Hotel of Doom Update

As both all of you who have followed this site for a few years know, I am a big fan of the Hotel of Doom (and really the entire country of North Korea. If you haven’t read the interview I did with an American who has travelled there, it’s well worth a read). Sadly, it seemed like Pyongyang’s most remarkable architectural achievement was going to waste away in eternity after the Soviet Union fell, forever crushing the soul of the already fragile North Korean psyche. But then a few years ago, an Egyptian company bought the building and picked construction back up where it left off. And now the building, well, it still looks like a weird ass spaceship, but with the glass put in, it looks kind of badass. But what of the interior? We had no way of knowing, since outside journalists weren’t allowed in and North Korean journalists aren’t particularly dependable.

But a journalist with the Daily Mirror snuck in recently and lived to tell about it. Well worth a read.

I step through a maze of scaffolding and set foot in what will be the lobby entrance. It is quite a disappointment. There is no marble or teak on view to match the brilliance of its exterior, no chandeliers or flunkies in gold braid. When the North Koreans first unveiled their preposterous plans, the Ryugyong Hotel was to have at least 3,000 guest rooms, five revolving restaurants, shops, a casino and eight revolving floors of luxury suites in its pinnacle. There is no sign of them here. In fact, there is no sign of anything at all.

I edge inside to find a cavernous space and walls of bare concrete – layer upon layer of grey concrete shell with scaffolding winding its way up through the vast space at the heart of the giant pyramid.

Where I can see dusty concrete and a tangle of rubble and wires, Kempinski are now promising shops, restaurants and a ballroom on the ground and mezzanine floors.

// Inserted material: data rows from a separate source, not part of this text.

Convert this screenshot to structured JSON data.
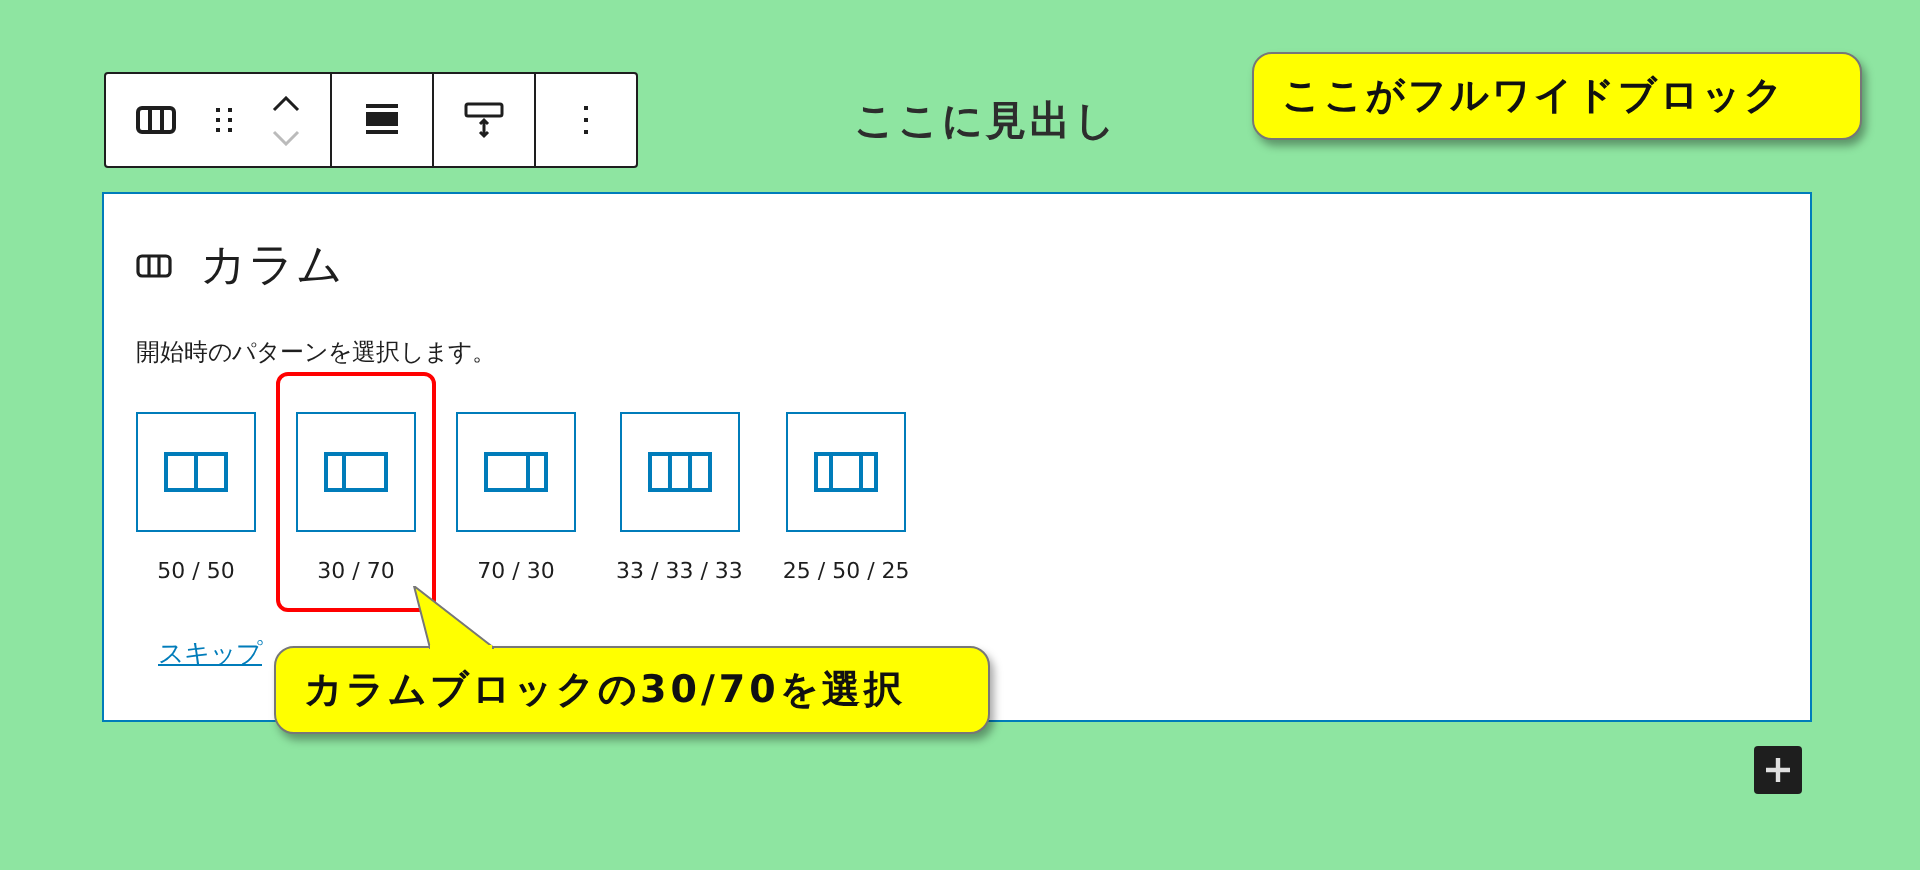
{
  "toolbar": {
    "move_up": {
      "disabled": false
    },
    "move_down": {
      "disabled": true
    }
  },
  "heading": "ここに見出し",
  "callouts": [
    {
      "text": "ここがフルワイドブロック"
    },
    {
      "text": "カラムブロックの30/70を選択"
    }
  ],
  "block": {
    "title": "カラム",
    "description": "開始時のパターンを選択します。",
    "options": [
      {
        "label": "50 / 50",
        "highlighted": false
      },
      {
        "label": "30 / 70",
        "highlighted": true
      },
      {
        "label": "70 / 30",
        "highlighted": false
      },
      {
        "label": "33 / 33 / 33",
        "highlighted": false
      },
      {
        "label": "25 / 50 / 25",
        "highlighted": false
      }
    ],
    "skip_link": "スキップ"
  }
}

In the vertiginous space above, there will be 1,500 rooms – a smaller number than first planned – private apartments and business facilities. Even 1,500 rooms, it must be said, is enough to accommodate the total annual number of Western visitors to the country in a single night. It looks as though at least one of the revolving restaurants will survive. And, although the hotel has now been overtaken in height by the Rose Tower in Dubai, in terms of floors – with 105 – Ryugyong looks set to remain the world’s biggest.